Au-dessus d'une institution


L'ancien sélectionneur est d'autant plus dans le vrai qu'Anelka a trop craché dans la soupe pour se voir offrir une nouvelle (dernière?) chance. En se défendant samedi sur le site internet de France Soir, Nicolas Anelka a eu cette phrase: "J'ai beaucoup de respect pour l'équipe de France". Or tout, dans son parcours, indique le contraire. En 1988, Eric Cantona avait apparenté Henri Michel à un "sac à merde". C'était grave et il avait été sanctionné. Logiquement. Mais Canto avait limité sa rancœur au seul sélectionneur, pas à l'équipe de France. Anelka, lui, a été plus loin. Fin 2002, lorsque Jacques Santini l'a appelé chez les Bleus afin de pallier le forfait de Sidney Govou, le natif du Chesnay avait fait le déplacement jusqu'à Roissy (où étaient rassemblés les Français) pour… refuser cette sélection au cours d'une conférence de presse surréaliste. "Je n'ai pas besoin de l'équipe de France, je suis au-dessus de ça", avait-il dit. Et d'annoncer un peu plus tard, dans une interview fracassante au Daily Mirror en février 2003, qu'il ne voulait plus remettre les pieds en sélection, sans lier son avenir à celui de Santini, comme Cantona l'avait fait avec Michel. Il s'était placé au-dessus, non pas d'un homme, mais d'une institution.

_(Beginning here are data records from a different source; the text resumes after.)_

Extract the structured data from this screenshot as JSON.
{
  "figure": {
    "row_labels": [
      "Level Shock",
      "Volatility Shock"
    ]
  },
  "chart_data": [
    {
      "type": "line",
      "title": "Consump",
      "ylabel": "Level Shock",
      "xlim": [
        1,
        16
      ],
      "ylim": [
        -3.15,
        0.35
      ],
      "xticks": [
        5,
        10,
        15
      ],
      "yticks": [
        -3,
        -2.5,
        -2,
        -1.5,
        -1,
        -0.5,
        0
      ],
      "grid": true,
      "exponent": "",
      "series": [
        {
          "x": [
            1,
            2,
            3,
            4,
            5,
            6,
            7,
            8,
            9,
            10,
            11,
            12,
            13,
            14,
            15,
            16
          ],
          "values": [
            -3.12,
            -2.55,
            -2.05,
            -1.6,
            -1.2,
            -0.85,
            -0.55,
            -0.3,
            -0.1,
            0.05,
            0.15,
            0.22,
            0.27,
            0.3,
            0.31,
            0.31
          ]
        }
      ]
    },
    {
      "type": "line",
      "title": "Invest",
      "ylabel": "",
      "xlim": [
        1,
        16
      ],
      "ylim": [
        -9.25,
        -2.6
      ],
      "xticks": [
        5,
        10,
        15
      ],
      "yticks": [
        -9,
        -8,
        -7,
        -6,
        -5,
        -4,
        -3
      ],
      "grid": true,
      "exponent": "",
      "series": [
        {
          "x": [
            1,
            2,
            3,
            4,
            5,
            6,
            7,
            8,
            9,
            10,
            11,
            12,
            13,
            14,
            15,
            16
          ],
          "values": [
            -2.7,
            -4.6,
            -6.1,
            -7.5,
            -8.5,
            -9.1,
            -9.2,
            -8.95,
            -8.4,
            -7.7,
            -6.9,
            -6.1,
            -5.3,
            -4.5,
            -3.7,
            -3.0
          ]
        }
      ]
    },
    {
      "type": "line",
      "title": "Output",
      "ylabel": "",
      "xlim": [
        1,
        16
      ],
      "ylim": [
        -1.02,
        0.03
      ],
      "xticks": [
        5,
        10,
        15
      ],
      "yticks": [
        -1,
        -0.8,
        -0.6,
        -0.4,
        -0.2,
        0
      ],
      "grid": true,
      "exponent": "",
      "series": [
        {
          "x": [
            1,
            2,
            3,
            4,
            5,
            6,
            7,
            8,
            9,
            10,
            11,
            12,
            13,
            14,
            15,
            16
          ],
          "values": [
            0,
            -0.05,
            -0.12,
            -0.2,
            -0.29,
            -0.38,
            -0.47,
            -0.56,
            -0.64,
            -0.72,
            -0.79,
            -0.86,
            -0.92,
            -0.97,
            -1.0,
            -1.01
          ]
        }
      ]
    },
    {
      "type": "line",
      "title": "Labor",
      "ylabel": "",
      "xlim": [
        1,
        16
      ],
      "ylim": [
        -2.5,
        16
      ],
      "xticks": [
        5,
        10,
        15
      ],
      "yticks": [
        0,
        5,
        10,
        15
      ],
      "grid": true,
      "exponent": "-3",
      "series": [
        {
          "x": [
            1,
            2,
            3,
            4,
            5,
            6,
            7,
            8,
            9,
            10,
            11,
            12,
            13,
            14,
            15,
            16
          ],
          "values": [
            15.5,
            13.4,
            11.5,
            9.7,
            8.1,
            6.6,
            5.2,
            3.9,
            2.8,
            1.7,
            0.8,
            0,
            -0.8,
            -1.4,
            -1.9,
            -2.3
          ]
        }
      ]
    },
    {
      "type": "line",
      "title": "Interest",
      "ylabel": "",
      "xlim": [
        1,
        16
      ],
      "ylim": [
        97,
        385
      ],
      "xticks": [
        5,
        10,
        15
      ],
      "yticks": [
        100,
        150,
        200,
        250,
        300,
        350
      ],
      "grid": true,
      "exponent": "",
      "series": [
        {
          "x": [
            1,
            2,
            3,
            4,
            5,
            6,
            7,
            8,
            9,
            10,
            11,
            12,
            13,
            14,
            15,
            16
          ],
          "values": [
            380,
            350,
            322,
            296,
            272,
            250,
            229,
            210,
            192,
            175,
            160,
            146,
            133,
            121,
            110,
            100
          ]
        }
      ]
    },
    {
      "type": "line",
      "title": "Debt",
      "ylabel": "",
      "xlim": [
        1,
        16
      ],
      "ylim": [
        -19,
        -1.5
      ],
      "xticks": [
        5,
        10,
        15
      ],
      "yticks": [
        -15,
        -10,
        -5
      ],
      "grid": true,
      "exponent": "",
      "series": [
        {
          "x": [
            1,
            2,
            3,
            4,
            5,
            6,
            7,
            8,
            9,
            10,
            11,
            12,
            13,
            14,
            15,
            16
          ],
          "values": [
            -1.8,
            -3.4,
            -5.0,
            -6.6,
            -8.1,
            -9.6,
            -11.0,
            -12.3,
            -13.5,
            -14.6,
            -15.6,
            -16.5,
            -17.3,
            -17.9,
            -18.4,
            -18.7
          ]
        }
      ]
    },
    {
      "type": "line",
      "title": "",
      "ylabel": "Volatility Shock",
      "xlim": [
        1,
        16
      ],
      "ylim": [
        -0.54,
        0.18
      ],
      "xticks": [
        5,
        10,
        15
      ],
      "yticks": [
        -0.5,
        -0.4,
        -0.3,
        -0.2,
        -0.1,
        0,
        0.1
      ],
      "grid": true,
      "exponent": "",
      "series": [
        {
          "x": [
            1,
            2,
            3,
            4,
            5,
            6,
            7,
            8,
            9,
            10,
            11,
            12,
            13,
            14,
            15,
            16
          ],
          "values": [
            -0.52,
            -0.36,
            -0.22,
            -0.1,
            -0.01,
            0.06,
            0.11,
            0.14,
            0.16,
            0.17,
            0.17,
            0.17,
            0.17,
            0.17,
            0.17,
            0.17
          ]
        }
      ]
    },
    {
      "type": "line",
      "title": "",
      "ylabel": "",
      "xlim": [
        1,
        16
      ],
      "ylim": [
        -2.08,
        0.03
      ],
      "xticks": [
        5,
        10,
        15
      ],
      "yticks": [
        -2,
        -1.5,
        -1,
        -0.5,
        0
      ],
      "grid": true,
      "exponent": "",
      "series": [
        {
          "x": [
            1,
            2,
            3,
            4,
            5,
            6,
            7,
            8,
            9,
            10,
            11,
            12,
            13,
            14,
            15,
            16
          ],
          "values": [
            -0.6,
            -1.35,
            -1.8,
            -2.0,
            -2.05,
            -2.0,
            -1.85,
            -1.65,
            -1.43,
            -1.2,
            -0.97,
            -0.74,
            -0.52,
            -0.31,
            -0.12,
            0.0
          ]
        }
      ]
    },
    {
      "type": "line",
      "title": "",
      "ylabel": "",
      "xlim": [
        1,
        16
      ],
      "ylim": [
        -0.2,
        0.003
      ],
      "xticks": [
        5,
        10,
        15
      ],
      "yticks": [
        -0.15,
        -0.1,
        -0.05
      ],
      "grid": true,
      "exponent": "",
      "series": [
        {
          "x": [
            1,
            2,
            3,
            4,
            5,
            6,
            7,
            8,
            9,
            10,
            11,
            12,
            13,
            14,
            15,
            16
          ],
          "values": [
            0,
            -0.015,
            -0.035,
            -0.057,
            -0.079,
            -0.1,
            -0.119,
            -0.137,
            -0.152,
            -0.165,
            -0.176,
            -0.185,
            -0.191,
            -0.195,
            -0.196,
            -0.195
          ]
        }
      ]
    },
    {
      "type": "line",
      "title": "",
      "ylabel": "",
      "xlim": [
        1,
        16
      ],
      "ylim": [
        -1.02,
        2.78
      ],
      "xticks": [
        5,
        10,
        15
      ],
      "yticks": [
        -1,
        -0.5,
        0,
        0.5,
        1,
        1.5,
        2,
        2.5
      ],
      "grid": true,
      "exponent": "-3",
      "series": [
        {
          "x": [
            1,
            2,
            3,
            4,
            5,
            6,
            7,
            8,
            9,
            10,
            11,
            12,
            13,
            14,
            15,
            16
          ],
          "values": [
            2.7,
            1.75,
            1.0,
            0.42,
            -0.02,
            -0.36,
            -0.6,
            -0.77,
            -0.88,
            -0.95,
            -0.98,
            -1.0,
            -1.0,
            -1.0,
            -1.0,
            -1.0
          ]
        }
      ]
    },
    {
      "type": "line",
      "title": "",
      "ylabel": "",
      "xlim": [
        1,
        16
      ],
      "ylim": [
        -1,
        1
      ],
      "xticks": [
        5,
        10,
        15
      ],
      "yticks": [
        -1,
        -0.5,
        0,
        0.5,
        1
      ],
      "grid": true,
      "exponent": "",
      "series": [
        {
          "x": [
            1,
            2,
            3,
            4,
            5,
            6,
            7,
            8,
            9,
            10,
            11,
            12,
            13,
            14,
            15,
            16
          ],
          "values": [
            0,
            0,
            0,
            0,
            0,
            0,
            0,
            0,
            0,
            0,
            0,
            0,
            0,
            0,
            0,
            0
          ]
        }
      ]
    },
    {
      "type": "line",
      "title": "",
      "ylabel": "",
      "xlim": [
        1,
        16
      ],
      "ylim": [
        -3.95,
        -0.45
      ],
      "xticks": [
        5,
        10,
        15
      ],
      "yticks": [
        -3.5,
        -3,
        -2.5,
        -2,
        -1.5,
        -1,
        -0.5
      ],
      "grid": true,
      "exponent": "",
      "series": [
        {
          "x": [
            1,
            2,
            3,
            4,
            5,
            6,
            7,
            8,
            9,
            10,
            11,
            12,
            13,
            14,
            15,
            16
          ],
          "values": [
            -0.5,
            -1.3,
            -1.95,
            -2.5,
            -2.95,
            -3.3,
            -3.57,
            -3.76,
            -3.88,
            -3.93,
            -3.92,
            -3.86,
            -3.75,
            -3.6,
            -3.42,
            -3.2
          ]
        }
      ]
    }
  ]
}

Peut-être aurait-il alors fallu tirer les conséquences des paroles d'Anelka et lui donner satisfaction en le maintenant définitivement à l'écart de l'équipe nationale. Cela lui aurait évité cette triste sortie. En 2004, avant l’Euro, Anelka a bien bredouillé des excuses, semblant comprendre que la sélection était au-dessus de lui, mais l’impression n’a pas duré. L'un des nombreux torts de Raymond Domenech aura finalement été de tendre à nouveau la main à l'enfant terrible, fin 2005. Depuis 2007, il était incontournable, et c’est curieusement via un clash avec celui qui s'est entêté à lui accorder sa confiance - malgré ses piètres performances - qu'Anelka a clos son histoire en bleu. Patrice Evra a estimé samedi que les gens ne connaissaient pas l'homme, en écho aux propos de Deschamps, Desailly ou Zidane qui, douze ans plus tôt, saluaient l'état d'esprit irréprochable de la star alors naissante d'Arsenal. Il n'y a aucune raison de ne pas les croire. Malheureusement, les faits les contredisent. Aussi spectaculaire en dehors du terrain que terne dessus, Anelka n'a eu de cesse, par ses propos et ses coups d'éclats, d'afficher un état d'esprit individualiste. Tout le contraire de ce qui fait un grand international. Pourquoi Anelka s'est-il échiné envoyer valdinguer une carrière si prometteuse? Mystère. Les raisons qui l'ont amené là où il se trouve aujourd'hui sont confuses. Nettement plus que son avenir en bleu, parfaitement limpide.